Un equipo de coordinación supervisará la aplicación
del plan, en el que las Sociedades Nacionales se comprometieron
a afianzar la seguridad alimentaria y reducir la morbilidad y la
mortalidad en las poblaciones vulnerables a causa del VIH/SIDA,
los desastres y la pobreza y en las situaciones de emergencia.
Medicamentos antirretrovíricos para enfermos del
SIDA
Las Sociedades de la Cruz Roja de seis países africanos fuertemente
afectados por la pandemia del SIDA cooperarán con sus gobiernos
para iniciar y ampliar la terapia antirretrovírica para personas
que viven con el VIH/SIDA. Para orientar esas iniciativas, en 2004
la Federación elaboró un “modelo de prestación
de servicios”.
Las Sociedades Nacionales de Namibia, Zambia, Zimbabwe, Kenia,
Etiopía y Uganda, que han elaborado proyectos de asistencia
y terapia antirretrovírica en colaboración con sus
respectivos ministerios de salud, tienen previsto beneficiar a un
total de 30.000 personas en cinco años. La Cruz Roja llevará
a cabo actividades a nivel de las comunidades y los hogares usando
los programas existentes de atención domiciliaria; por su
parte, los hospitales del Estado se encargarán de la gestión
de los aspectos clínicos de la labor.
En 2004, alrededor de 3,1 millones de personas en todo el mundo
murieron a causa del SIDA y 4,9 millones contrajeron la enfermedad,
según cálculos del Programa Conjunto de las Naciones
Unidas sobre el VIH/SIDA (ONUSIDA).
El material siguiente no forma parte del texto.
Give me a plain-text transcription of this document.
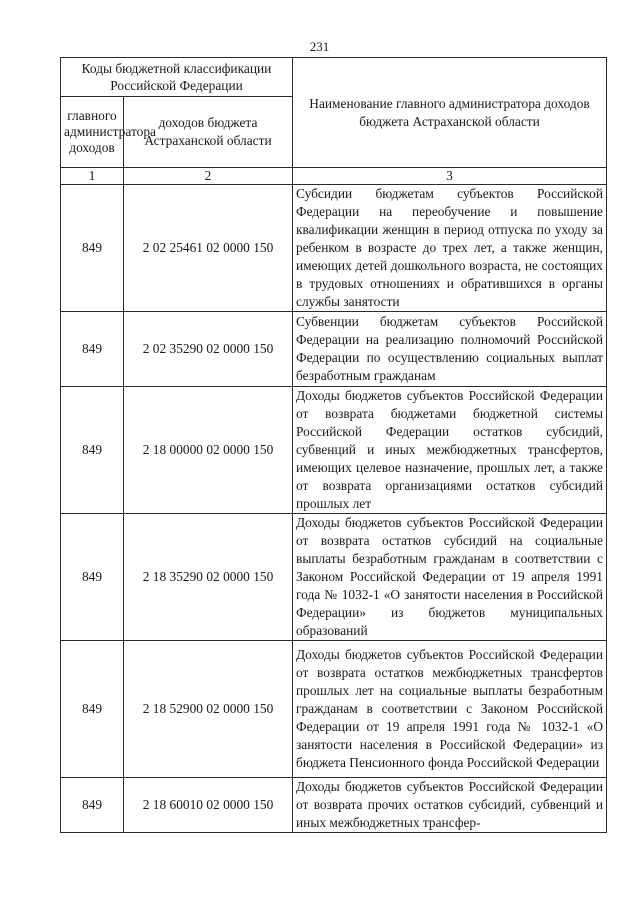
231
Коды бюджетной классификации Российской Федерации		Наименование главного администратора доходов бюджета Астраханской области
главного администратора доходов	доходов бюджета Астраханской области	
1	2	3
849	2 02 25461 02 0000 150	Субсидии бюджетам субъектов Российской Федерации на переобучение и повышение квалификации женщин в период отпуска по уходу за ребенком в возрасте до трех лет, а также женщин, имеющих детей дошкольного возраста, не состоящих в трудовых отношениях и обратившихся в органы службы занятости
849	2 02 35290 02 0000 150	Субвенции бюджетам субъектов Российской Федерации на реализацию полномочий Российской Федерации по осуществлению социальных выплат безработным гражданам
849	2 18 00000 02 0000 150	Доходы бюджетов субъектов Российской Федерации от возврата бюджетами бюджетной системы Российской Федерации остатков субсидий, субвенций и иных межбюджетных трансфертов, имеющих целевое назначение, прошлых лет, а также от возврата организациями остатков субсидий прошлых лет
849	2 18 35290 02 0000 150	Доходы бюджетов субъектов Российской Федерации от возврата остатков субсидий на социальные выплаты безработным гражданам в соответствии с Законом Российской Федерации от 19 апреля 1991 года № 1032-1 «О занятости населения в Российской Федерации» из бюджетов муниципальных образований
849	2 18 52900 02 0000 150	Доходы бюджетов субъектов Российской Федерации от возврата остатков межбюджетных трансфертов прошлых лет на социальные выплаты безработным гражданам в соответствии с Законом Российской Федерации от 19 апреля 1991 года № 1032-1 «О занятости населения в Российской Федерации» из бюджета Пенсионного фонда Российской Федерации
849	2 18 60010 02 0000 150	Доходы бюджетов субъектов Российской Федерации от возврата прочих остатков субсидий, субвенций и иных межбюджетных трансфер-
Sin embargo, aunque los afectados
en los países desarrollados se han beneficiado de la terapia
antirretrovírica, que ha prolongado su vida y mejorado la
calidad de vida, los enfermos de los países en desarrollo
carecen de acceso al tratamiento.
Para realzar los conocimientos y las pericias de los voluntarios
de la Cruz Roja se están formulando módulos de capacitación
que abarcan todos los aspectos de la terapia antirretrovírica,
desde la educación y el tratamiento hasta la nutrición
y el asesoramiento.
El maremoto en África oriental
Valerie, de seis años de edad, juega con una tortuguita;
su sonrisa oculta el trauma de haber perdido su hogar y todos sus
juguetes. La casa de sus padres, en una playa en La Digue, fue arrasada
por el maremoto que en diciembre de 2004 azotó a las islas
Seychelles, que se caracterizan por sus zonas costeras bajas.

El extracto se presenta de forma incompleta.